Saint Augustin disait à ses fidèles : « Tu entends : “Le corps du Christ”, et tu réponds : “Amen”. Sois un membre du corps du Christ, afin que ton Amen soit vrai ! » (Saint Augustin, Sermon 272). Permettez-moi de retourner la phrase pour vous, ce matin. Désormais, c’est vous qui direz : « Le corps du Christ » — et c’est vous qui entendrez le fidèle répondre : « Amen ». Soyez, vous aussi, membres du corps du Christ, afin que cet Amen-là soit vrai. Dans l’exercice de votre ministère, souvenez-vous que, partageant l’unique pain avec vos frères et sœurs, vous formez avec eux un seul corps. Montrez un amour sincère pour le Corps mystique du Christ, le peuple saint de Dieu, et spécialement pour les plus faibles et les malades.

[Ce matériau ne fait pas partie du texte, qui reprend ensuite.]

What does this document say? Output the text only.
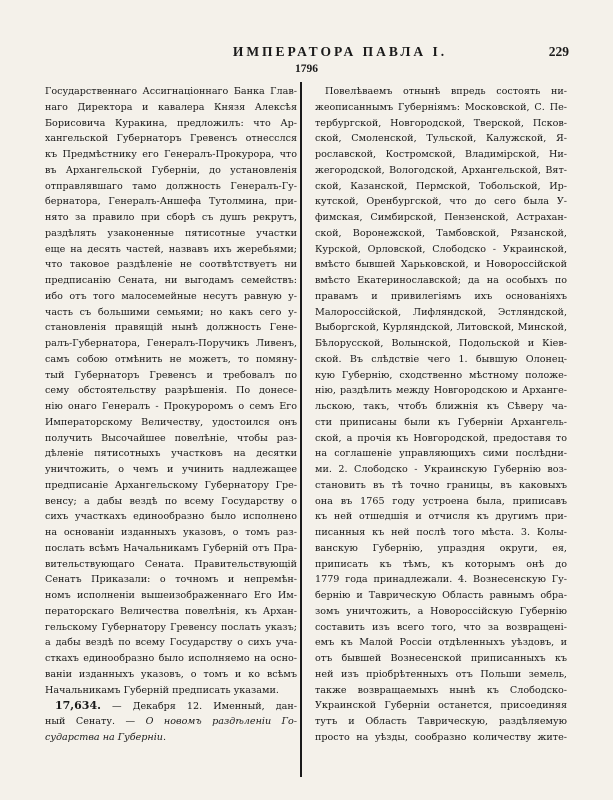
ИМПЕРАТОРА ПАВЛА I.	229
1796
Государственнаго Ассигнаціоннаго Банка Глав-
наго Директора и кавалера Князя Алексѣя
Борисовича Куракина, предложилъ: что Ар-
хангельской Губернаторъ Гревенсъ отнесслся
къ Предмѣстнику его Генералъ-Прокурора, что
въ Архангельской Губерніи, до установленія
отправлявшаго тамо должность Генералъ-Гу-
бернатора, Генералъ-Аншефа Тутолмина, при-
нято за правило при сборѣ съ душъ рекрутъ,
раздѣлять узаконенные пятисотные участки
еще на десять частей, назвавъ ихъ жеребьями;
что таковое раздѣленіе не соотвѣтствуетъ ни
предписанію Сената, ни выгодамъ семействъ:
ибо отъ того малосемейные несутъ равную у-
часть съ большими семьями; но какъ сего у-
становленія правящій нынѣ должность Гене-
ралъ-Губернатора, Генералъ-Поручикъ Ливенъ,
самъ собою отмѣнить не можетъ, то помяну-
тый Губернаторъ Гревенсъ и требовалъ по
сему обстоятельству разрѣшенія. По донесе-
нію онаго Генералъ - Прокуроромъ о семъ Его
Императорскому Величеству, удостоился онъ
получить Высочайшее повелѣніе, чтобы раз-
дѣленіе пятисотныхъ участковъ на десятки
уничтожить, о чемъ и учинить надлежащее
предписаніе Архангельскому Губернатору Гре-
венсу; а дабы вездѣ по всему Государству о
сихъ участкахъ единообразно было исполнено
на основаніи изданныхъ указовъ, о томъ раз-
послать всѣмъ Начальникамъ Губерній отъ Пра-
вительствующаго Сената. Правительствующій
Сенатъ Приказали: о точномъ и непремѣн-
номъ исполненіи вышеизображеннаго Его Им-
ператорскаго Величества повелѣнія, къ Архан-
гельскому Губернатору Гревенсу послать указъ;
а дабы вездѣ по всему Государству о сихъ уча-
сткахъ единообразно было исполняемо на осно-
ваніи изданныхъ указовъ, о томъ и ко всѣмъ
Начальникамъ Губерній предписать указами.
17,634. — Декабря 12. Именный, дан-
ный Сенату. — О новомъ раздѣленіи Го-
сударства на Губерніи.
Повелѣваемъ отнынѣ впредь состоять ни-
жеописаннымъ Губерніямъ: Московской, С. Пе-
тербургской, Новгородской, Тверской, Псков-
ской, Смоленской, Тульской, Калужской, Я-
рославской, Костромской, Владимірской, Ни-
жегородской, Вологодской, Архангельской, Вят-
ской, Казанской, Пермской, Тобольской, Ир-
кутской, Оренбургской, что до сего была У-
фимская, Симбирской, Пензенской, Астрахан-
ской, Воронежской, Тамбовской, Рязанской,
Курской, Орловской, Слободско - Украинской,
вмѣсто бывшей Харьковской, и Новороссійской
вмѣсто Екатеринославской; да на особыхъ по
правамъ и привилегіямъ ихъ основаніяхъ
Малороссійской, Лифляндской, Эстляндской,
Выборгской, Курляндской, Литовской, Минской,
Бѣлорусской, Волынской, Подольской и Кіев-
ской. Въ слѣдствіе чего 1. бывшую Олонец-
кую Губернію, сходственно мѣстному положе-
нію, раздѣлить между Новгородскою и Арханге-
льскою, такъ, чтобъ ближнія къ Сѣверу ча-
сти приписаны были къ Губерніи Архангель-
ской, а прочія къ Новгородской, предоставя то
на соглашеніе управляющихъ сими послѣдни-
ми. 2. Слободско - Украинскую Губернію воз-
становить въ тѣ точно границы, въ каковыхъ
она въ 1765 году устроена была, приписавъ
къ ней отшедшія и отчисля къ другимъ при-
писанныя къ ней послѣ того мѣста. 3. Колы-
ванскую Губернію, упраздня округи, ея,
приписать къ тѣмъ, къ которымъ онѣ до
1779 года принадлежали. 4. Вознесенскую Гу-
бернію и Таврическую Область равнымъ обра-
зомъ уничтожить, а Новороссійскую Губернію
составить изъ всего того, что за возвращені-
емъ къ Малой Россіи отдѣленныхъ уѣздовъ, и
отъ бывшей Вознесенской приписанныхъ къ
ней изъ пріобрѣтенныхъ отъ Польши земель,
также возвращаемыхъ нынѣ къ Слободско-
Украинской Губерніи останется, присоединяя
тутъ и Область Таврическую, раздѣляемую
просто на уѣзды, сообразно количеству жите-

Chers frères et sœurs, les deux ministères que nous célébrons au cours de cette messe sont intimement liés, parce qu’ils correspondent aux deux moments de la messe et à ce que la tradition appelle les deux tables. Le concile Vatican II l’écrit : « L’Église a toujours vénéré les divines Écritures, comme elle l’a fait pour le Corps même du Seigneur, elle qui ne cesse pas, surtout dans la sainte liturgie, de prendre le pain de vie sur la table de la parole de Dieu et sur celle du Corps du Christ, pour l’offrir aux fidèles » (Dei Verbum, n. 21). Parole et sacrement ne sont pas deux compartiments : ils forment un seul tissu. Si le lectorat appelle celui qui le reçoit au témoignage de la Parole, l’acolytat l’appelle à entrer dans la logique eucharistique du don — et l’un et l’autre pour entraîner toute la communauté dans ce mouvement.

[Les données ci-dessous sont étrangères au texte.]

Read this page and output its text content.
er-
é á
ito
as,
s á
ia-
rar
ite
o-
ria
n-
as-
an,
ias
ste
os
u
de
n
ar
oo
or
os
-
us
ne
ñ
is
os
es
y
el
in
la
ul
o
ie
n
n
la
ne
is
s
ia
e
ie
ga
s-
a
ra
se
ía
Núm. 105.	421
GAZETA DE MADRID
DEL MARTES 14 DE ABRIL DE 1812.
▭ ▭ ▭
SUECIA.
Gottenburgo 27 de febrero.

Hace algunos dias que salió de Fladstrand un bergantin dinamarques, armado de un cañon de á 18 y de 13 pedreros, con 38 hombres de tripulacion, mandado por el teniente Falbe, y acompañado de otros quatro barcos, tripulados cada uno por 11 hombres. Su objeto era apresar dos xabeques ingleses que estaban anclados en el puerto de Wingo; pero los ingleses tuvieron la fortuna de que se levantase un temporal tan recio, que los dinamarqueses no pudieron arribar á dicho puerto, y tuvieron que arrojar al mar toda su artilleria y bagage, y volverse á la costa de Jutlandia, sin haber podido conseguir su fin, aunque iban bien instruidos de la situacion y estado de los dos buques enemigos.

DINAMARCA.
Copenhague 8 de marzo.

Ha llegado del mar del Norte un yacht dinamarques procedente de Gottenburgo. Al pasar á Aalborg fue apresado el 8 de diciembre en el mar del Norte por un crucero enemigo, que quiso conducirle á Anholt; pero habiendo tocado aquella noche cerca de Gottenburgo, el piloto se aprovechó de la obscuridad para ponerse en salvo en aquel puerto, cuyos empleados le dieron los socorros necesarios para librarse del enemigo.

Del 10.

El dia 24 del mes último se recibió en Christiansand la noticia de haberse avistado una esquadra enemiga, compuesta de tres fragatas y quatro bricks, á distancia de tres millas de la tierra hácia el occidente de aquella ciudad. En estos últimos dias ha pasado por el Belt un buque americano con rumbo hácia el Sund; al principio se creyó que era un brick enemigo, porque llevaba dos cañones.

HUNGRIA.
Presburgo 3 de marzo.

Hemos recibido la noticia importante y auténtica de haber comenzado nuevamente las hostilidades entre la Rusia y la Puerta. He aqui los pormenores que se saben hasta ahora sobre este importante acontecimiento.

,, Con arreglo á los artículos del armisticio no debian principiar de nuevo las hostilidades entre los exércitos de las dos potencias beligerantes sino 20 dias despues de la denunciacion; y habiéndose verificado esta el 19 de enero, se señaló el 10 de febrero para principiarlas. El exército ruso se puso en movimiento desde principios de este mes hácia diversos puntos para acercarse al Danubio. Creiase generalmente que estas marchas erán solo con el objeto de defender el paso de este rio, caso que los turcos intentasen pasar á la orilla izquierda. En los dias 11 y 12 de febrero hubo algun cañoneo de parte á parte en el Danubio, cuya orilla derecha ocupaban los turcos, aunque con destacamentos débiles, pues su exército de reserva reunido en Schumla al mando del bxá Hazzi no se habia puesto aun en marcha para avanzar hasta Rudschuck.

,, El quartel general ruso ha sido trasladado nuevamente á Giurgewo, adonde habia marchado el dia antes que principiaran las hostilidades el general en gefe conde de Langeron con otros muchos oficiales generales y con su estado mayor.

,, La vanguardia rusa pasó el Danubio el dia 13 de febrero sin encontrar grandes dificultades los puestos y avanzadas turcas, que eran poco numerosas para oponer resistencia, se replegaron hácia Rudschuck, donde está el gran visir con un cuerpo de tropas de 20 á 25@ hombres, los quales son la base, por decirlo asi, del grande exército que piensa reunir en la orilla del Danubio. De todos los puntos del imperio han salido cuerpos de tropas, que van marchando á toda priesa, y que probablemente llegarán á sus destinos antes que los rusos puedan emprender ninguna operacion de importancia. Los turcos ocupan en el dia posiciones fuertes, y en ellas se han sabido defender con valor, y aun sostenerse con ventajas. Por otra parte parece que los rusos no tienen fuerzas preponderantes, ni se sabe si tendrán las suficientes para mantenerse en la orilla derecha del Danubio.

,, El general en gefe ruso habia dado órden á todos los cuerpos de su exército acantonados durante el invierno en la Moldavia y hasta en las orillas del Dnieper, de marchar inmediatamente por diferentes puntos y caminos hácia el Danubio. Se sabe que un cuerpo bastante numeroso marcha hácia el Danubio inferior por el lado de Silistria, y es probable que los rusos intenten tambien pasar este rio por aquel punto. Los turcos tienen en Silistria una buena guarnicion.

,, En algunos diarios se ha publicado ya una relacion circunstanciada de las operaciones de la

Quand j’essaie d’expliquer à de grands jeunes ce qu’est un « ministre » dans l’Église, je leur dis que c’est un entraîneur. Un ministre ne fait pas à la place des autres : il se met à leur service, il partage avec passion ce qu’il a contemplé, il transmet ce qu’il a lui-même reçu — et il entraîne.

Julien, Laurent, Philippe, la Vierge Marie vous accompagne. Que la Servante du Seigneur qui a dit « qu’il me soit fait selon ta parole », vous aide à être de bons serviteurs de la Parole et de la liturgie.